The number from the survey that operators should pay attention to: 35% of organizations are integrating AI workloads into their existing developer platforms rather than building separate AI infrastructure. The other 65% are, intentionally or not, building something their platform teams will eventually inherit.

The so-what: AI workloads that live outside your existing platform golden paths are future toil. Build the integration now. Backstage's plugin model makes it achievable without a ground-up rebuild. If you have neither an IDP nor a plan, the 12% figure is where you stand in the industry.

Ingress-NGINX Is Over. Act Like It.

March 2026 was the end of the line for Ingress-NGINX. No more patches, no more releases, no security fixes for whatever comes next. The Kubernetes Steering Committee and Security Response Committee put out a formal statement acknowledging the end of the project. Ingress2Gateway 1.0 shipped right before the conference with meaningful migration tooling - support for 30+ Ingress-NGINX annotations, and actual behavioral equivalence tests that compare how the translated Gateway API routes traffic against the original configuration.
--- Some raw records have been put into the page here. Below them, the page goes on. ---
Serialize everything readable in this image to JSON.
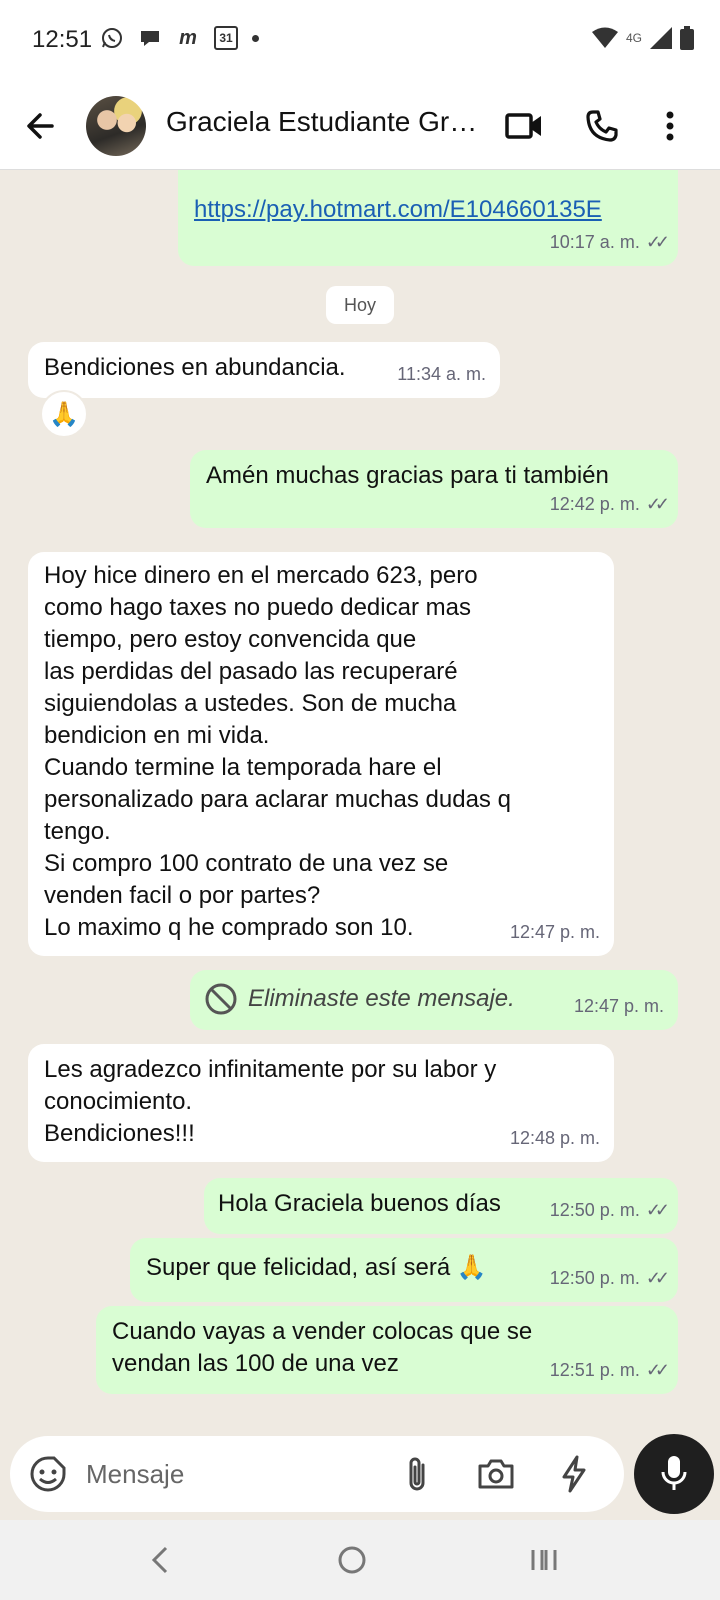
{
  "status_bar": {
    "time": "12:51",
    "calendar_day": "31",
    "network": "4G",
    "icons_left": [
      "whatsapp-icon",
      "chat-icon",
      "m-icon",
      "calendar-icon",
      "dot-icon"
    ],
    "icons_right": [
      "wifi-icon",
      "signal-icon",
      "battery-icon"
    ]
  },
  "header": {
    "title": "Graciela Estudiante Gr…",
    "icons": [
      "back-arrow-icon",
      "video-call-icon",
      "phone-icon",
      "more-vert-icon"
    ]
  },
  "chat": {
    "day_separator": "Hoy",
    "messages": [
      {
        "dir": "out",
        "text": "https://pay.hotmart.com/E104660135E",
        "time": "10:17 a. m.",
        "read": true
      },
      {
        "dir": "in",
        "text": "Bendiciones en abundancia.",
        "time": "11:34 a. m.",
        "reaction": "🙏"
      },
      {
        "dir": "out",
        "text": "Amén muchas gracias para ti también",
        "time": "12:42 p. m.",
        "read": true
      },
      {
        "dir": "in",
        "text": "Hoy hice dinero en el mercado 623, pero\ncomo hago taxes no puedo dedicar mas\ntiempo, pero estoy convencida  que\nlas perdidas del pasado las recuperaré\nsiguiendolas a ustedes. Son de mucha\nbendicion en mi vida.\nCuando termine la temporada hare el\npersonalizado para aclarar muchas dudas q\ntengo.\nSi compro 100 contrato  de una vez se\nvenden facil o por partes?\nLo maximo q he comprado son 10.",
        "time": "12:47 p. m."
      },
      {
        "dir": "out",
        "text": "Eliminaste este mensaje.",
        "time": "12:47 p. m.",
        "deleted": true
      },
      {
        "dir": "in",
        "text": "Les agradezco infinitamente por su labor y\nconocimiento.\nBendiciones!!!",
        "time": "12:48 p. m."
      },
      {
        "dir": "out",
        "text": "Hola Graciela buenos días",
        "time": "12:50 p. m.",
        "read": true
      },
      {
        "dir": "out",
        "text": "Super que felicidad, así será 🙏",
        "time": "12:50 p. m.",
        "read": true
      },
      {
        "dir": "out",
        "text": "Cuando vayas a vender colocas que se\nvendan las 100 de una vez",
        "time": "12:51 p. m.",
        "read": true
      }
    ]
  },
  "composer": {
    "placeholder": "Mensaje",
    "icons": [
      "sticker-icon",
      "attach-icon",
      "camera-icon",
      "bolt-icon",
      "mic-icon"
    ]
  },
  "colors": {
    "incoming": "#ffffff",
    "outgoing": "#d9fdd3",
    "wallpaper": "#efeae2",
    "link": "#1a5fb4"
  }
}
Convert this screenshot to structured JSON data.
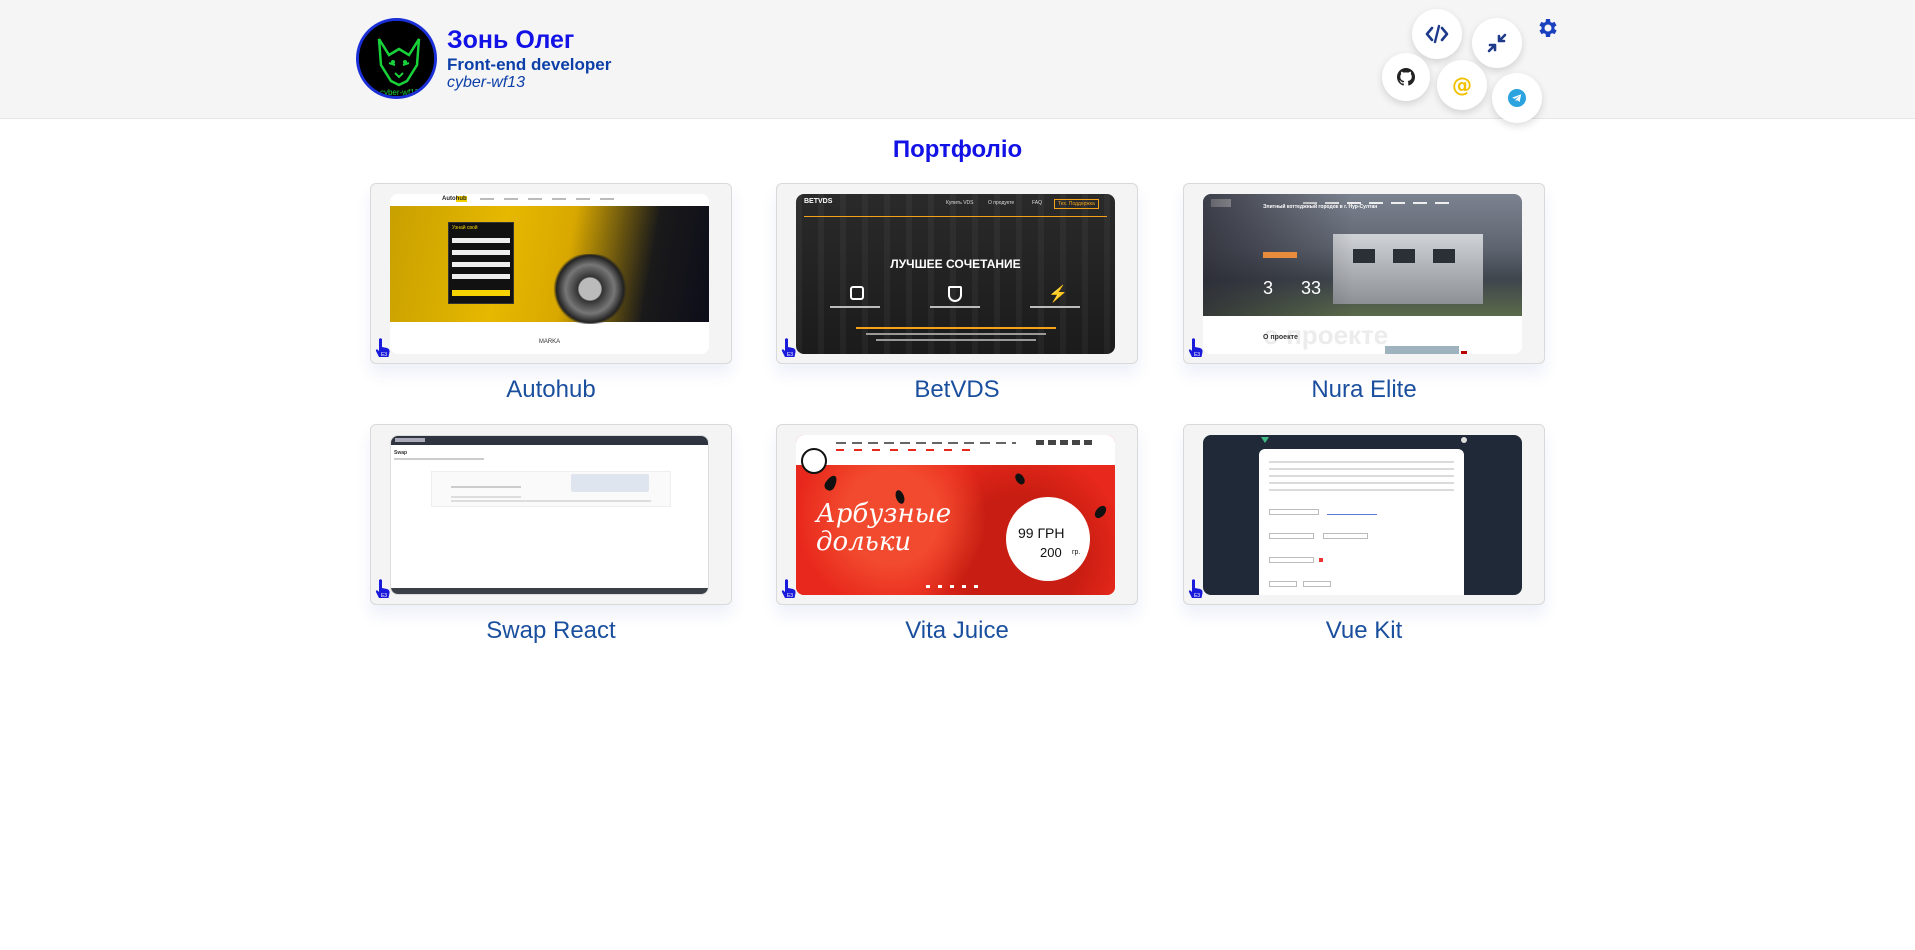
{
  "header": {
    "name": "Зонь Олег",
    "role": "Front-end developer",
    "nick": "cyber-wf13",
    "avatar_caption": "cyber-wf13"
  },
  "icons": {
    "code": "code-icon",
    "collapse": "compress-arrows-icon",
    "github": "github-icon",
    "email": "at-sign-icon",
    "telegram": "telegram-icon",
    "settings": "gear-icon"
  },
  "colors": {
    "accent": "#1212e6",
    "label": "#1a4f9e",
    "header_bg": "#f5f5f5"
  },
  "section_title": "Портфоліо",
  "projects": [
    {
      "label": "Autohub"
    },
    {
      "label": "BetVDS"
    },
    {
      "label": "Nura Elite"
    },
    {
      "label": "Swap React"
    },
    {
      "label": "Vita Juice"
    },
    {
      "label": "Vue Kit"
    }
  ],
  "previews": {
    "autohub": {
      "logo": "Auto",
      "logo_accent": "hub",
      "form_title": "Узнай свой",
      "footer": "MARKA"
    },
    "betvds": {
      "logo": "BETVDS",
      "nav1": "Купить VDS",
      "nav2": "О продукте",
      "nav3": "FAQ",
      "nav4": "Тех. Поддержка",
      "headline": "ЛУЧШЕЕ СОЧЕТАНИЕ"
    },
    "nura": {
      "headline": "Элитный коттеджный городок в г. Нур-Султан",
      "stat1": "3",
      "stat2": "33",
      "about": "О проекте",
      "about_bg": "о проекте"
    },
    "swap": {
      "title": "Swap"
    },
    "vita": {
      "line1": "Арбузные",
      "line2": "дольки",
      "price": "99 ГРН",
      "weight": "200",
      "unit": "гр."
    }
  }
}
If your cluster is still running Ingress-NGINX and you have not started a migration, you are now running unsupported software with no security patch path. That is a choice, not a situation. Make sure you are making it consciously.

The so-what: ingress2gateway print --providers=ingress-nginx --all-namespaces against your clusters. Read the warnings carefully - they are telling you what cannot be translated automatically and will need real engineering work. Everything the tool can handle without warnings is largely automated. Start with the warnings.